Jewelry designer Marla Aaron is posing a question that shoppers probably never expected to answer: Would you buy fine baubles from a vending machine?
Keep in mind, this isn’t the same lackluster contraption that spews out Dasani water bottles and well-aged Snickers bars; Aaron actually spent two years creating her own luxe version of a vending machine, after being inspired on a trip to Japan. The jeweler’s iteration, which is equipped with a large interactive touchscreen, is covered in images of her iconic lock designs and finished off with a suede-lined pocket, from which customers retrieve their purchases.

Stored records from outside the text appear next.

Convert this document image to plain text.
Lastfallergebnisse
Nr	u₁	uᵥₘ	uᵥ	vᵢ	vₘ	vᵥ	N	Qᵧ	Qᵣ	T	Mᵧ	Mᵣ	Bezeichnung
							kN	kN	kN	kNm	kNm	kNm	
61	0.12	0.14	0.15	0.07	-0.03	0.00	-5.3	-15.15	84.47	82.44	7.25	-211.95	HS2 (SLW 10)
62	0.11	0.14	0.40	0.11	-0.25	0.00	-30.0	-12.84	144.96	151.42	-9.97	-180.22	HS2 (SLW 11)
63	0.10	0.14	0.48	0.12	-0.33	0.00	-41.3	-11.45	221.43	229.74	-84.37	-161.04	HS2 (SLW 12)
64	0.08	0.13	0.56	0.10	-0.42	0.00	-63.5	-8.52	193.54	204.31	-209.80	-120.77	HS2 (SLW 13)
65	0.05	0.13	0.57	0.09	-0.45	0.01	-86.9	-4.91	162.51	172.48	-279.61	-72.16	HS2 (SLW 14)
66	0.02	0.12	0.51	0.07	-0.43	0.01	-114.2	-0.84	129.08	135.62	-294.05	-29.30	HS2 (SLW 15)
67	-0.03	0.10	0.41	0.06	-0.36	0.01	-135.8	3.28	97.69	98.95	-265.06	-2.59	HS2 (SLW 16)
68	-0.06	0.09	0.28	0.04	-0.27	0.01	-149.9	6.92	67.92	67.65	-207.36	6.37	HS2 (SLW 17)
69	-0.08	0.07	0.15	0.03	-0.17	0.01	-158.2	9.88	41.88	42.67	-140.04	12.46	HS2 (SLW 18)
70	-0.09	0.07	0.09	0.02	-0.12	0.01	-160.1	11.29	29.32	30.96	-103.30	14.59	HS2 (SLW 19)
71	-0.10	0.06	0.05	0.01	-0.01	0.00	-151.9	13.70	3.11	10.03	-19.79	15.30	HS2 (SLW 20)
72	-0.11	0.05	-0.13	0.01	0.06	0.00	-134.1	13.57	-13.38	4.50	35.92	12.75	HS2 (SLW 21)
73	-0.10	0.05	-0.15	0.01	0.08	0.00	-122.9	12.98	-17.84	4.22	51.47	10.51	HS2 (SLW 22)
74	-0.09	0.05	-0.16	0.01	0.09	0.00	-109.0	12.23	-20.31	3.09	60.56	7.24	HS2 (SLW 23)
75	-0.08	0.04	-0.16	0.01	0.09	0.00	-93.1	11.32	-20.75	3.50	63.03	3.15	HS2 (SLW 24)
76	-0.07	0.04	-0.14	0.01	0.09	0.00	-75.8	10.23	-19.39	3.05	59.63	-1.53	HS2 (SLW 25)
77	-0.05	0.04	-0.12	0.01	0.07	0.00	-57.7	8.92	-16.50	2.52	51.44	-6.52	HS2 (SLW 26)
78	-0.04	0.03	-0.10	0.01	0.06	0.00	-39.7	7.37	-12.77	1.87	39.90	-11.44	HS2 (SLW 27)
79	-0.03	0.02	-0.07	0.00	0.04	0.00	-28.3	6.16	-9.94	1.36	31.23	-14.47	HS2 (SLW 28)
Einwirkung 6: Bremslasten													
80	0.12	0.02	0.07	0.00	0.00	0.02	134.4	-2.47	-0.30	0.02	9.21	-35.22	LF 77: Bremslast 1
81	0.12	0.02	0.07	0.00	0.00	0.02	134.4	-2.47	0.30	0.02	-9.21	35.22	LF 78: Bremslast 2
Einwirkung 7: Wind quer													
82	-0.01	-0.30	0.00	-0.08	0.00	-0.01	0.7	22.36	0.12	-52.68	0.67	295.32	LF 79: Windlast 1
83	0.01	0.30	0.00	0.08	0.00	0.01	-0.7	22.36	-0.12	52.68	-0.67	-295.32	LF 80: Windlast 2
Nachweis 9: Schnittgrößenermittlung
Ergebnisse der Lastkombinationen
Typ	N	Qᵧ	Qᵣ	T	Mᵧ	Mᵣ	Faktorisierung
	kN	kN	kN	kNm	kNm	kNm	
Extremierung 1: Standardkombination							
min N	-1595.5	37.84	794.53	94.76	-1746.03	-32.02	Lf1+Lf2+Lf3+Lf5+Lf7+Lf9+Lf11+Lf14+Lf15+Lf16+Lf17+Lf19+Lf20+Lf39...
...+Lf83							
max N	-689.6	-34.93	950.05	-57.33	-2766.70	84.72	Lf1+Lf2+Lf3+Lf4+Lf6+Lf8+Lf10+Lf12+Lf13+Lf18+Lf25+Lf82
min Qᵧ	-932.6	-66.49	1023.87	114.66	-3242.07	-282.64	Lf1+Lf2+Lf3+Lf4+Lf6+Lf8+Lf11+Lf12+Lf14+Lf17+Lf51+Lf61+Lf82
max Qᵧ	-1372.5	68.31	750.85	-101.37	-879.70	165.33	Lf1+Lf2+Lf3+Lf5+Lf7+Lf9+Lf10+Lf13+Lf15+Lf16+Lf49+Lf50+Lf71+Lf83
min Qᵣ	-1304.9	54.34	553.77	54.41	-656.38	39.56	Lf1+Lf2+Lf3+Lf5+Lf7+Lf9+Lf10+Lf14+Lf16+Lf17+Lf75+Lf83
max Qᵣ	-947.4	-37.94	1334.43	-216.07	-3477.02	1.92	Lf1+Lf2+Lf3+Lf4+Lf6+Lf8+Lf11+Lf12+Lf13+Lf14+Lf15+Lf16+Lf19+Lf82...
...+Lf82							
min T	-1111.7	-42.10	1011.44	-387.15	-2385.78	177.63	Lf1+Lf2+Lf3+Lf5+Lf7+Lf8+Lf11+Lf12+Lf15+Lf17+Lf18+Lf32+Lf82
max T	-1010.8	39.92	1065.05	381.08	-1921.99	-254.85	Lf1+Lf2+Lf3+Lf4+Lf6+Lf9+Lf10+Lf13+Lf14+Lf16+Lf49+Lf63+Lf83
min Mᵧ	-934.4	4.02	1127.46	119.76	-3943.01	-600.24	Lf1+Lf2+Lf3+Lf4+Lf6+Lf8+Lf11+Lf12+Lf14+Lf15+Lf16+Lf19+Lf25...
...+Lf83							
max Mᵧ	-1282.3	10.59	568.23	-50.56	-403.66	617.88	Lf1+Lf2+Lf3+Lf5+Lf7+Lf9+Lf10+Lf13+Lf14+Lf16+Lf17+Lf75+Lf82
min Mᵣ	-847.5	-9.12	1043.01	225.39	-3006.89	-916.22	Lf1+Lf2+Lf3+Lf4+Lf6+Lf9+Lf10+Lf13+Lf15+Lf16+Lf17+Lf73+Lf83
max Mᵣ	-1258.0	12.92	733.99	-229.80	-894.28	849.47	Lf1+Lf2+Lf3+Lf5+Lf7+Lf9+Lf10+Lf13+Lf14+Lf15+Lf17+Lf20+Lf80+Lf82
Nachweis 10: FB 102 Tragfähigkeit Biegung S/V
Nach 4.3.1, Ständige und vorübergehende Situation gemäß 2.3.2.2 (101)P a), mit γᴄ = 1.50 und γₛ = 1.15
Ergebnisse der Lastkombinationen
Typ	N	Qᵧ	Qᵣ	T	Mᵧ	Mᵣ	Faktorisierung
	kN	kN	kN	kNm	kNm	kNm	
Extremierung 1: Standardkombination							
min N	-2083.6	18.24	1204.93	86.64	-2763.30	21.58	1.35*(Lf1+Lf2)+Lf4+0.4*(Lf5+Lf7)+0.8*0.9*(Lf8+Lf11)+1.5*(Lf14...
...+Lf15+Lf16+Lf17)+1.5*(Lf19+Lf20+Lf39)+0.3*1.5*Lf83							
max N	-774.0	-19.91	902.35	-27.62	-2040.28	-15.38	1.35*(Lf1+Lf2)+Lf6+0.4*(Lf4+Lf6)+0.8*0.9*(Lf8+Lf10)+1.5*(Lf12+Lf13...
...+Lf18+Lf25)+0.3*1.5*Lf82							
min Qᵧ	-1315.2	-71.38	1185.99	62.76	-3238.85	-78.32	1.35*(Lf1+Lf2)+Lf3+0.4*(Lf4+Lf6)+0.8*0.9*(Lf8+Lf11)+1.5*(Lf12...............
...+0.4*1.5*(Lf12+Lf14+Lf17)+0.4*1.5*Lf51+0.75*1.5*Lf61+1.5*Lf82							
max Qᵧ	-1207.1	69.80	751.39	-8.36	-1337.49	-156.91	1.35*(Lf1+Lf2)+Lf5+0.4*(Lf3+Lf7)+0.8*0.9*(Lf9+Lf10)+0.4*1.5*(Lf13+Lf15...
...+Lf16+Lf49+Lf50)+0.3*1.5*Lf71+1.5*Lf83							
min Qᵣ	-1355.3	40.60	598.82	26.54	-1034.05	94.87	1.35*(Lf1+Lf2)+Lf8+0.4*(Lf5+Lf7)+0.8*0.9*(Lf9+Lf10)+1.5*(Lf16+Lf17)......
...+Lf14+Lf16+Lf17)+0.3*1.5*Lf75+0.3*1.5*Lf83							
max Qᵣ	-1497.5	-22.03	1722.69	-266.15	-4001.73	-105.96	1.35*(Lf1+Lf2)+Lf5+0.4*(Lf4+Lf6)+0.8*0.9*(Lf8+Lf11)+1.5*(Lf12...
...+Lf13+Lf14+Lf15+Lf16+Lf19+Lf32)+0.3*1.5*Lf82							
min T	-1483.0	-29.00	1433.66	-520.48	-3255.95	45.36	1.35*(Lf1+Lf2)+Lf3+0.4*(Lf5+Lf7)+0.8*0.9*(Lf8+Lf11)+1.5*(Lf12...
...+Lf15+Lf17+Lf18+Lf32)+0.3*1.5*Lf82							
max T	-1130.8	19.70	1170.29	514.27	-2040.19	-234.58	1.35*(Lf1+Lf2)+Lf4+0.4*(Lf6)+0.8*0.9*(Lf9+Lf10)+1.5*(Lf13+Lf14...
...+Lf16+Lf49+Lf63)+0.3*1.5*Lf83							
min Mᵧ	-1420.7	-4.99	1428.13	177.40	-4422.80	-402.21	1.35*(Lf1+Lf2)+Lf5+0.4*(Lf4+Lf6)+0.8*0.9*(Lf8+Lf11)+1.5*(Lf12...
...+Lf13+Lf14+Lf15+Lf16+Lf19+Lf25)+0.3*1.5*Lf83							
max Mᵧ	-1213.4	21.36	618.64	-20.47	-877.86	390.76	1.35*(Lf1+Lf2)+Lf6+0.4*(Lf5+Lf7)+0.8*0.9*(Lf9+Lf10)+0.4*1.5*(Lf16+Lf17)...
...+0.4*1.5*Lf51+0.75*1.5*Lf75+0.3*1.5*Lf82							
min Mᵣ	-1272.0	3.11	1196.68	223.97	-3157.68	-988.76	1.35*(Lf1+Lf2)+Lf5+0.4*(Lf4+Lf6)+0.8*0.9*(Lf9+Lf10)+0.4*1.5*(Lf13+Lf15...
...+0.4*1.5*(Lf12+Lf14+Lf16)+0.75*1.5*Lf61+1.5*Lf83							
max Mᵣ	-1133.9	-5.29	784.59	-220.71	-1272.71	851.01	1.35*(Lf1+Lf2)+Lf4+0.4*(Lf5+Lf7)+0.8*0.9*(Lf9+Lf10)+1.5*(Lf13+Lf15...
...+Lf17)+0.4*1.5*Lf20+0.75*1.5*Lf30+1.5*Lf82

“My collection is industrial, but it’s all handmade in New York,” Aaron said. “I thought, well, if any fine jewelry brand could do this legitimately, it would be us.” And now, the Marla Aaron jewelry vending machine can be found in the Brooklyn Museum—but not in the gift shop. The museum embraced the designer’s cool shopping concept, but agreed that it wasn’t quite right to put it alongside shelves of books and branded erasers; this vending machine occupies its own space, right outside the door of the gift shop.
With products ranging from a $100 silver ear cuff to a $1,472 lock affixed to a gold chain, featuring a rainbow of baguettes (including ruby, citrine, sapphire, tourmaline and amethyst), there really is something for every bank account here. Seriously, for just $165 a shopper can scoop up a silver baby lock on a silver chain, and walk out of the museum already wearing their new jewelry acquisition.
Since the vending machine arrived at the museum this past Friday, December 8, a few loyal customers have already gone shopping at Aaron’s unlikely, yet thoroughly modern, boutique. But wait, don’t shoppers want to try on these necklaces and earrings, before investing hundreds or thousands of dollars?
“I don’t think it matters anymore,” Aaron admitted. “When our customer is familiar with our product, there is no barrier to buying very, very expensive items. I mean, we’ve sold $30,000 items on our website!”
This unusual retail outlet does align with the story of her brand, as Aaron eschewed the usual wholesale route when launching her hardware-inspired locks in 2013. Without the funds necessary to set up a booth at a jewelry trade show and catch the eye of buyers, which is the usual format for entering the market, Aaron instead decided to introduce her silver and gold range to the world via Instagram, an app that was taking off at the time. Her goal was to “present [the collection] in the most authentic way possible, that was quirky and real,” and customers reacted to that.
Once her brand took off on the ‘gram, attracting customers and the attention of retail outlets, Aaron was able to simultaneously build both a wholesale and direct business. Basically, she defied all odds and did what everyone said wasn’t possible.
That is exactly the same premise of this fancy vending machine. At one point, the touchscreen even says, “You can’t sell fine jewelry in a vending machine. That would be crazy,” a quote that is attributed to “everyone.” But alas, Aaron is actually selling her jewels and even has plans for more vending machines, with dreams to drop them in co-working spaces and airports. Because, according to this designer, “nice, handmade jewelry is for everyone and can be available anywhere.” In 2017, that is certainly the case.